これもあたしは知らなかった事実だけど、お父さんはけいちゃんのご両親と既に電話でお話してるらしい。婚約とか結婚とか、甘い言葉にふわふわ夢見がちになってるのは、あたしだけで、オトナはもっと現実的にあれこれ考えて処理しようとしてる。


「結婚って、大変なんだね」

食事が進んで、開いたお皿をお母さんと流しに片付けた時に、あたしはぽつりとお母さんに言った。


「あら、もうマリッジブルー?」
「違うよお。ただ、けいちゃんはあたしが思ってる以上にオトナだったなあ、って…」

何だろ、置いて行かれたような気持ち。あたしに何の説明もしてくれないまま。あたしの気持ちは聞いてくれないまま、いろんなことが決まっていっちゃう…。

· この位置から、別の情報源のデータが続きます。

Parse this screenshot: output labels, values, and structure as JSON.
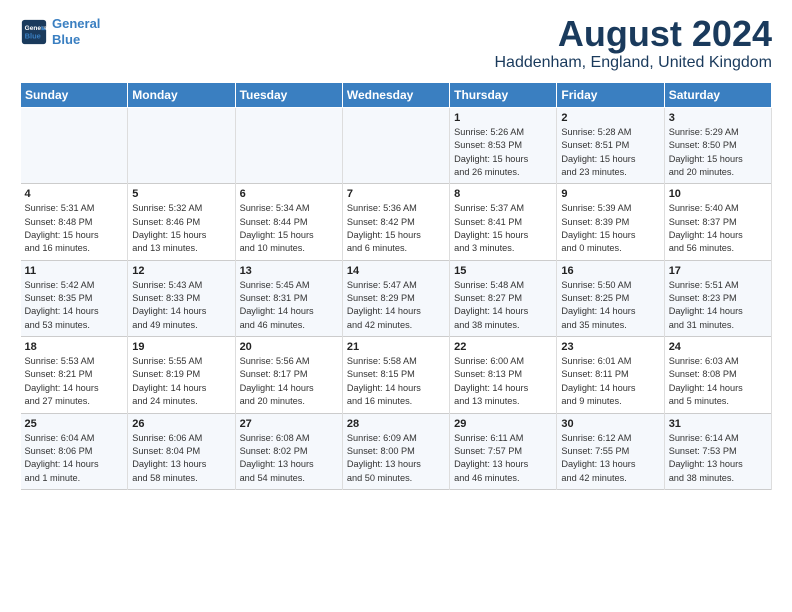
{
  "header": {
    "logo_line1": "General",
    "logo_line2": "Blue",
    "month_title": "August 2024",
    "location": "Haddenham, England, United Kingdom"
  },
  "weekdays": [
    "Sunday",
    "Monday",
    "Tuesday",
    "Wednesday",
    "Thursday",
    "Friday",
    "Saturday"
  ],
  "weeks": [
    [
      {
        "day": "",
        "info": ""
      },
      {
        "day": "",
        "info": ""
      },
      {
        "day": "",
        "info": ""
      },
      {
        "day": "",
        "info": ""
      },
      {
        "day": "1",
        "info": "Sunrise: 5:26 AM\nSunset: 8:53 PM\nDaylight: 15 hours\nand 26 minutes."
      },
      {
        "day": "2",
        "info": "Sunrise: 5:28 AM\nSunset: 8:51 PM\nDaylight: 15 hours\nand 23 minutes."
      },
      {
        "day": "3",
        "info": "Sunrise: 5:29 AM\nSunset: 8:50 PM\nDaylight: 15 hours\nand 20 minutes."
      }
    ],
    [
      {
        "day": "4",
        "info": "Sunrise: 5:31 AM\nSunset: 8:48 PM\nDaylight: 15 hours\nand 16 minutes."
      },
      {
        "day": "5",
        "info": "Sunrise: 5:32 AM\nSunset: 8:46 PM\nDaylight: 15 hours\nand 13 minutes."
      },
      {
        "day": "6",
        "info": "Sunrise: 5:34 AM\nSunset: 8:44 PM\nDaylight: 15 hours\nand 10 minutes."
      },
      {
        "day": "7",
        "info": "Sunrise: 5:36 AM\nSunset: 8:42 PM\nDaylight: 15 hours\nand 6 minutes."
      },
      {
        "day": "8",
        "info": "Sunrise: 5:37 AM\nSunset: 8:41 PM\nDaylight: 15 hours\nand 3 minutes."
      },
      {
        "day": "9",
        "info": "Sunrise: 5:39 AM\nSunset: 8:39 PM\nDaylight: 15 hours\nand 0 minutes."
      },
      {
        "day": "10",
        "info": "Sunrise: 5:40 AM\nSunset: 8:37 PM\nDaylight: 14 hours\nand 56 minutes."
      }
    ],
    [
      {
        "day": "11",
        "info": "Sunrise: 5:42 AM\nSunset: 8:35 PM\nDaylight: 14 hours\nand 53 minutes."
      },
      {
        "day": "12",
        "info": "Sunrise: 5:43 AM\nSunset: 8:33 PM\nDaylight: 14 hours\nand 49 minutes."
      },
      {
        "day": "13",
        "info": "Sunrise: 5:45 AM\nSunset: 8:31 PM\nDaylight: 14 hours\nand 46 minutes."
      },
      {
        "day": "14",
        "info": "Sunrise: 5:47 AM\nSunset: 8:29 PM\nDaylight: 14 hours\nand 42 minutes."
      },
      {
        "day": "15",
        "info": "Sunrise: 5:48 AM\nSunset: 8:27 PM\nDaylight: 14 hours\nand 38 minutes."
      },
      {
        "day": "16",
        "info": "Sunrise: 5:50 AM\nSunset: 8:25 PM\nDaylight: 14 hours\nand 35 minutes."
      },
      {
        "day": "17",
        "info": "Sunrise: 5:51 AM\nSunset: 8:23 PM\nDaylight: 14 hours\nand 31 minutes."
      }
    ],
    [
      {
        "day": "18",
        "info": "Sunrise: 5:53 AM\nSunset: 8:21 PM\nDaylight: 14 hours\nand 27 minutes."
      },
      {
        "day": "19",
        "info": "Sunrise: 5:55 AM\nSunset: 8:19 PM\nDaylight: 14 hours\nand 24 minutes."
      },
      {
        "day": "20",
        "info": "Sunrise: 5:56 AM\nSunset: 8:17 PM\nDaylight: 14 hours\nand 20 minutes."
      },
      {
        "day": "21",
        "info": "Sunrise: 5:58 AM\nSunset: 8:15 PM\nDaylight: 14 hours\nand 16 minutes."
      },
      {
        "day": "22",
        "info": "Sunrise: 6:00 AM\nSunset: 8:13 PM\nDaylight: 14 hours\nand 13 minutes."
      },
      {
        "day": "23",
        "info": "Sunrise: 6:01 AM\nSunset: 8:11 PM\nDaylight: 14 hours\nand 9 minutes."
      },
      {
        "day": "24",
        "info": "Sunrise: 6:03 AM\nSunset: 8:08 PM\nDaylight: 14 hours\nand 5 minutes."
      }
    ],
    [
      {
        "day": "25",
        "info": "Sunrise: 6:04 AM\nSunset: 8:06 PM\nDaylight: 14 hours\nand 1 minute."
      },
      {
        "day": "26",
        "info": "Sunrise: 6:06 AM\nSunset: 8:04 PM\nDaylight: 13 hours\nand 58 minutes."
      },
      {
        "day": "27",
        "info": "Sunrise: 6:08 AM\nSunset: 8:02 PM\nDaylight: 13 hours\nand 54 minutes."
      },
      {
        "day": "28",
        "info": "Sunrise: 6:09 AM\nSunset: 8:00 PM\nDaylight: 13 hours\nand 50 minutes."
      },
      {
        "day": "29",
        "info": "Sunrise: 6:11 AM\nSunset: 7:57 PM\nDaylight: 13 hours\nand 46 minutes."
      },
      {
        "day": "30",
        "info": "Sunrise: 6:12 AM\nSunset: 7:55 PM\nDaylight: 13 hours\nand 42 minutes."
      },
      {
        "day": "31",
        "info": "Sunrise: 6:14 AM\nSunset: 7:53 PM\nDaylight: 13 hours\nand 38 minutes."
      }
    ]
  ]
}
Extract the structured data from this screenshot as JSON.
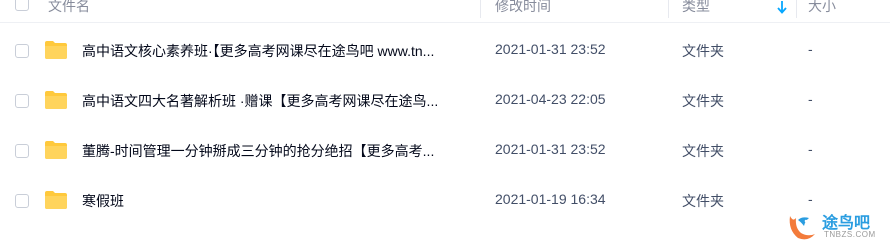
{
  "header": {
    "name_label": "文件名",
    "time_label": "修改时间",
    "type_label": "类型",
    "size_label": "大小",
    "sort_icon": "arrow-down-icon"
  },
  "files": [
    {
      "name": "高中语文核心素养班·【更多高考网课尽在途鸟吧 www.tn...",
      "modified": "2021-01-31 23:52",
      "type": "文件夹",
      "size": "-"
    },
    {
      "name": "高中语文四大名著解析班 ·赠课【更多高考网课尽在途鸟...",
      "modified": "2021-04-23 22:05",
      "type": "文件夹",
      "size": "-"
    },
    {
      "name": "董腾-时间管理一分钟掰成三分钟的抢分绝招【更多高考...",
      "modified": "2021-01-31 23:52",
      "type": "文件夹",
      "size": "-"
    },
    {
      "name": "寒假班",
      "modified": "2021-01-19 16:34",
      "type": "文件夹",
      "size": "-"
    }
  ],
  "watermark": {
    "text": "途鸟吧",
    "url": "TNBZS.COM"
  },
  "colors": {
    "folder": "#ffc93c",
    "accent": "#06a7ff",
    "text": "#03081a",
    "muted": "#424e67"
  }
}
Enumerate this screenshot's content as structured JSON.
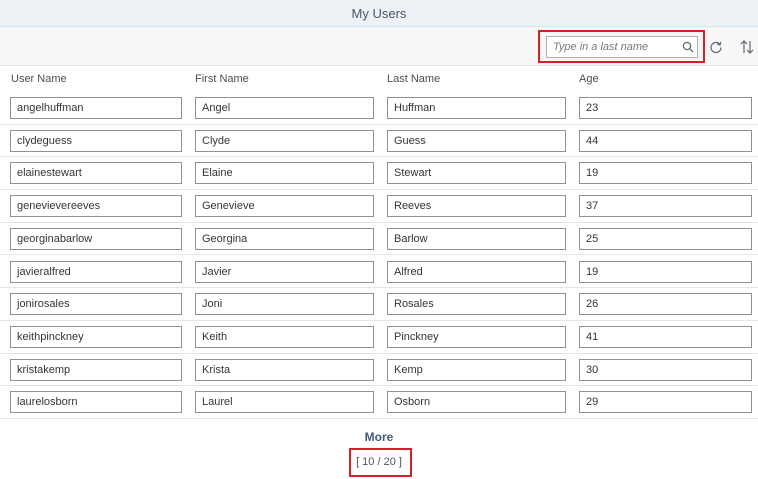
{
  "window": {
    "title": "My Users"
  },
  "toolbar": {
    "search": {
      "placeholder": "Type in a last name",
      "value": "",
      "icon": "search-icon"
    },
    "refresh_icon": "refresh-icon",
    "sort_icon": "sort-icon"
  },
  "table": {
    "columns": [
      "User Name",
      "First Name",
      "Last Name",
      "Age"
    ],
    "rows": [
      [
        "angelhuffman",
        "Angel",
        "Huffman",
        "23"
      ],
      [
        "clydeguess",
        "Clyde",
        "Guess",
        "44"
      ],
      [
        "elainestewart",
        "Elaine",
        "Stewart",
        "19"
      ],
      [
        "genevievereeves",
        "Genevieve",
        "Reeves",
        "37"
      ],
      [
        "georginabarlow",
        "Georgina",
        "Barlow",
        "25"
      ],
      [
        "javieralfred",
        "Javier",
        "Alfred",
        "19"
      ],
      [
        "jonirosales",
        "Joni",
        "Rosales",
        "26"
      ],
      [
        "keithpinckney",
        "Keith",
        "Pinckney",
        "41"
      ],
      [
        "kristakemp",
        "Krista",
        "Kemp",
        "30"
      ],
      [
        "laurelosborn",
        "Laurel",
        "Osborn",
        "29"
      ]
    ]
  },
  "footer": {
    "more_label": "More",
    "count_label": "[ 10 / 20 ]"
  },
  "colors": {
    "highlight": "#d52027",
    "title_bar": "#edf2f7",
    "more_text": "#3f5a7a"
  }
}
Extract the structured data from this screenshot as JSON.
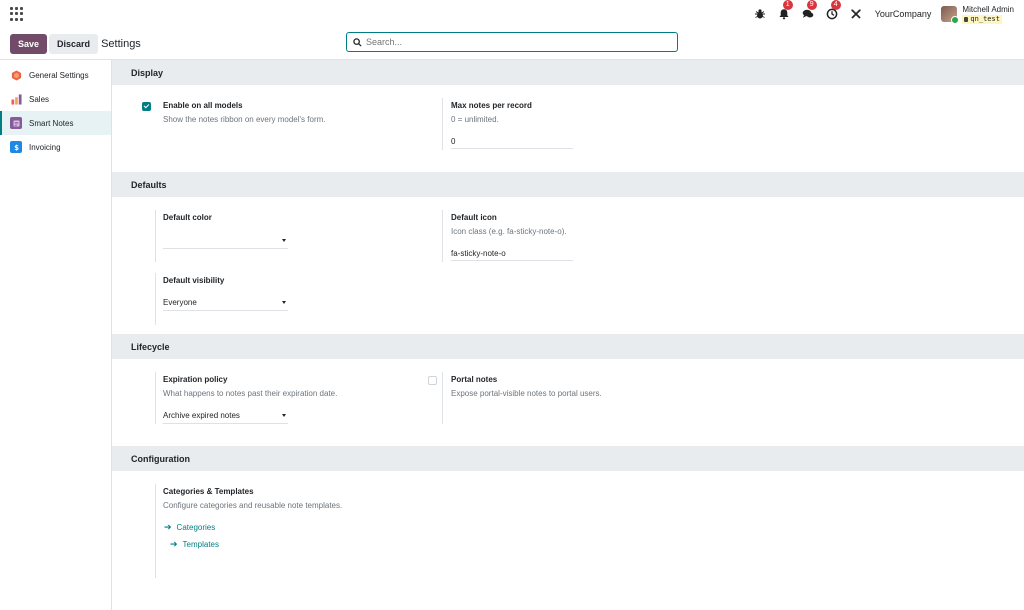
{
  "topbar": {
    "notifications": {
      "activity_count": "1",
      "messages_count": "9",
      "clock_count": "4"
    },
    "company": "YourCompany",
    "user": {
      "name": "Mitchell Admin",
      "db": "qn_test"
    }
  },
  "control": {
    "save_label": "Save",
    "discard_label": "Discard",
    "breadcrumb": "Settings",
    "search_placeholder": "Search..."
  },
  "sidebar": {
    "items": [
      {
        "label": "General Settings",
        "color": "#f06050"
      },
      {
        "label": "Sales",
        "color": "#f4a261"
      },
      {
        "label": "Smart Notes",
        "color": "#875a9a"
      },
      {
        "label": "Invoicing",
        "color": "#1e88e5"
      }
    ]
  },
  "sections": {
    "display": {
      "title": "Display",
      "enable_all": {
        "title": "Enable on all models",
        "help": "Show the notes ribbon on every model's form.",
        "checked": true
      },
      "max_notes": {
        "title": "Max notes per record",
        "help": "0 = unlimited.",
        "value": "0"
      }
    },
    "defaults": {
      "title": "Defaults",
      "color": {
        "title": "Default color",
        "value": ""
      },
      "icon": {
        "title": "Default icon",
        "help": "Icon class (e.g. fa-sticky-note-o).",
        "value": "fa-sticky-note-o"
      },
      "visibility": {
        "title": "Default visibility",
        "value": "Everyone"
      }
    },
    "lifecycle": {
      "title": "Lifecycle",
      "expiration": {
        "title": "Expiration policy",
        "help": "What happens to notes past their expiration date.",
        "value": "Archive expired notes"
      },
      "portal": {
        "title": "Portal notes",
        "help": "Expose portal-visible notes to portal users.",
        "checked": false
      }
    },
    "configuration": {
      "title": "Configuration",
      "categories": {
        "title": "Categories & Templates",
        "help": "Configure categories and reusable note templates."
      },
      "links": {
        "categories": "Categories",
        "templates": "Templates"
      }
    }
  },
  "colors": {
    "accent": "#017e84",
    "primary": "#714b67",
    "badge": "#d9363e"
  }
}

「社会人と付き合ってるんだから、ある程度しょうがないとは思うけど、今回は急だしねえ、ま、千帆の気持ちもわかるかな」

ディナー皿を水で濯ぎながら、お母さんは呟いてから、一旦手を綺麗に洗って、食器棚の下の引き出しから、キーホルダーも何もついてない普通の鍵を取り出した。


「行って来れば? さっきお父さんが話してたおばあちゃんのおうち。うちにいたら、どっちみちゆっくりふたりで話せないでしょ?」
「お母さん…」

もやもやっとした思いが燻るのは、けいちゃんとの時間が圧倒的に足りないからかもしれない。あたしは貰った鍵を握りしめた。